Читаем Вечное возвращение. Книга 2 полностью

Жили они плохо: муж, в промежутки между запоем, ходил хмурый, небритый, жена – с затуманенно-бирюзовыми глазами, с земляничными веками, опухшими от слез. Оживлялась она лишь во время отлучек мужа, – он уезжал за товаром, то в Нижний, то в Ярославль, – когда к ней часто приходил шестиклассник – реалист Володя Любимов, повеса, красавец и щеголь, смущавший нас своими гипсовыми манжетами с бриллиантовыми запонками, тонкими золотыми часами и матовым портсигаром, на крышке которого изображалась стыдливо-обнаженная женщина, чем-то напоминавшая жену Барашкова.

Этот самый Володя иногда рассказывал нам, – мы часто окружали его любопытной и шумной толпой, – и о кутежах валенщиков в публичном доме.

– А вы, Володя, бывали там? – с восторгом спрашивал его кто-нибудь из нас.

Володя, оправляя снежный воротничок, довольно улыбался, по-мальчишески играл темными порочными глазами и отвечал с достоинством:

– Я, господа, считаюсь там своим человеком.

Когда же мы пытались расспросить его подробнее, он отмахивался и говорил, небрежно целуя кончики розовых пальцев, – на его пальцах пыльно светились перстни с бирюзовыми брызгами, опять, почему-то, напоминавшими о кустодиевских купеческих глазах.

– Прочтите, – говорил он нам, – книжку писателя Куприна: «Яма», – там написано об этом подробно.

Он задумывался, разглаживал мизинцем русый пушок на губе и добавлял с улыбкой:

– При том в какой форме: красота!

«Яма» доставалась, читалась и перечитывалась, – разумеется, далеко не с теми, – вернее, совершенно противоположными, целями, которые преследовал, якобы, ее автор.

А о прочих похождениях «валеных королей», как и вообще о их быте, – меня всегда близко интересовал укладистый купеческий быт во всех его ответвлениях, – рассказывал нам одноклассник, Пашка Нимичев, сын богатого «валеного» заводчика.

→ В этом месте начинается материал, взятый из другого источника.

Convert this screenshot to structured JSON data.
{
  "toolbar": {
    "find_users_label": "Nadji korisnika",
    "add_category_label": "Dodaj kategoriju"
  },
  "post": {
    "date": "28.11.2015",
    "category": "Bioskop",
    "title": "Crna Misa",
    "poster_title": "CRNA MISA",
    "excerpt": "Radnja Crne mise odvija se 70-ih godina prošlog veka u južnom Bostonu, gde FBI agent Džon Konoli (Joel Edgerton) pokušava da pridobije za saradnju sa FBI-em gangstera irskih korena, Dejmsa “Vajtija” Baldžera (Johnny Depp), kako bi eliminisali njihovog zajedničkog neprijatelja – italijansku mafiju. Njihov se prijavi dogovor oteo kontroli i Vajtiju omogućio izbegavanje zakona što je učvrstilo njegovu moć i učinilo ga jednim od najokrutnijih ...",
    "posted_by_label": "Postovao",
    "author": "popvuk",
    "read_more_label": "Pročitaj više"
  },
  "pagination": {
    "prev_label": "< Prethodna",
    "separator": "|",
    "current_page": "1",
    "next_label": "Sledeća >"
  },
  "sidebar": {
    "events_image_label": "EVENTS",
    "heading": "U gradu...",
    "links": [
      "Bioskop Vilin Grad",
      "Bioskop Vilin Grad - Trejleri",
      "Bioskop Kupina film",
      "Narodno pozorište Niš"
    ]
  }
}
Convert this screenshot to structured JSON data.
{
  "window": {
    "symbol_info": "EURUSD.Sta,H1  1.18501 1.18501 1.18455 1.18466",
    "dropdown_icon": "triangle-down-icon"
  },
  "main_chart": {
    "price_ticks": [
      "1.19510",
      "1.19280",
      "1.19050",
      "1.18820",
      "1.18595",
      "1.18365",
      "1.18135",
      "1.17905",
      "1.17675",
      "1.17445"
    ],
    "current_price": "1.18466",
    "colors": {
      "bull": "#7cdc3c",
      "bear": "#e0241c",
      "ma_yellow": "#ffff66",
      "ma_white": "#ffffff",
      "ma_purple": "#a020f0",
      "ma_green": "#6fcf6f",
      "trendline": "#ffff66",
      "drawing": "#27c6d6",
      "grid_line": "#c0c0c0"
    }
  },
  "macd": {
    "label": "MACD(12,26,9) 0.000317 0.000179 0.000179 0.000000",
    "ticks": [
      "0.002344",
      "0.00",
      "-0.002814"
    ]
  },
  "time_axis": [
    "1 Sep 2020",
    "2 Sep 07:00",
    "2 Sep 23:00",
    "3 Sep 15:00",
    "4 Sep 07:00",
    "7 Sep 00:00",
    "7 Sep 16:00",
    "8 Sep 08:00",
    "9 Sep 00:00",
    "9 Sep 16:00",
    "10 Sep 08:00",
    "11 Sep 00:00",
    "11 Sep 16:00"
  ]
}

К Пашке часто приезжал его отец, пожилой и хмуроприветливый человек, в будние зимние дни носивший мужицкий армяк и огромную заячью ушанку.

Увидев меня в первый раз, он, подавая мне мягкую руку, прищурился и испытующе спросил:

– Из каких будете?

Потом стал расспрашивать об училищных делах и, неожиданно, заговорил о… литературе.

– Тургенева уважаю, а Печерского – люблю: он – из наших.

Герои Мельникова-Печерского, неотрывно прочитанного мной еще в раннем отрочестве, жили когда-то в соседнем уезде, и было странно, но, вместе, и таинственно-отрадно видеть перед собой наследственно-живое повторение Потапа Максимыча (кстати, отца Пашки также звали Потапом).

Я, должно быть, чем-то понравился ему: он, прощаясь, сказал мне, лениво перебирая бороду:

– Будет охотка, – милости просим к нам в деревню: я, чай, не об’едите и не обоспите – живем (он перекрестился в угол), слава создателю, в достатке…

Кроме всего, мы, тесным кружком, и сами заглядывали в николин день в «Россию», – пробирались, волнуемые запретностью, в уединенную дальнюю комнату, долго сидели за стаканами кофе, просматривая газету, – это так напоминало об артистической богеме, – слушали долетающий из зала цыганский визг и бесшабашный разлив томящей гитары.

Николин день проводили в городе торжественно и шумно: далеко за полночь светились в окнах купеческих домов праздничные огни. В этот день было много именинников, в купеческих домах пекли пышные, промасленные кулебяки с налимом и огромные торты, раскрывали, по вечерам, парадные комнаты, тесно загроможденные старинной мебелью и перламутрово озаренные японско-узорными люстрами, на которых хрустально вызванивали искристые, ледяно-прозрачные подвески.

Я любил уездный николин день за его светящийся шум, а еще больше за то, что он уже вплотную приближал каникулы, поездку домой, долгий отдых в далеком родном доме. За огнями николина дня отрадно, прелестно и близко сияла, звала и манила вифлеемская звезда рождества…

В окнах магазинов уже мерцали радужные елочные бусы и плюшево-высеребренные скандинавские деды с вязанками дров, так трогательно (и, вместе с тем, грустно) напоминавшие детские сны, святочные детские метели, сладкие тревоги у притворенных дубовых дверей, за которыми наряжалась хвойно-пахучая, талая елка. Морозы, дико стреляющие по ночам, назывались теперь уже рождественскими, и это давало по утрам чувство какого-то особенного, убаюкивающего уюта, чувство согревающей близости таких же морозных праздничных дней.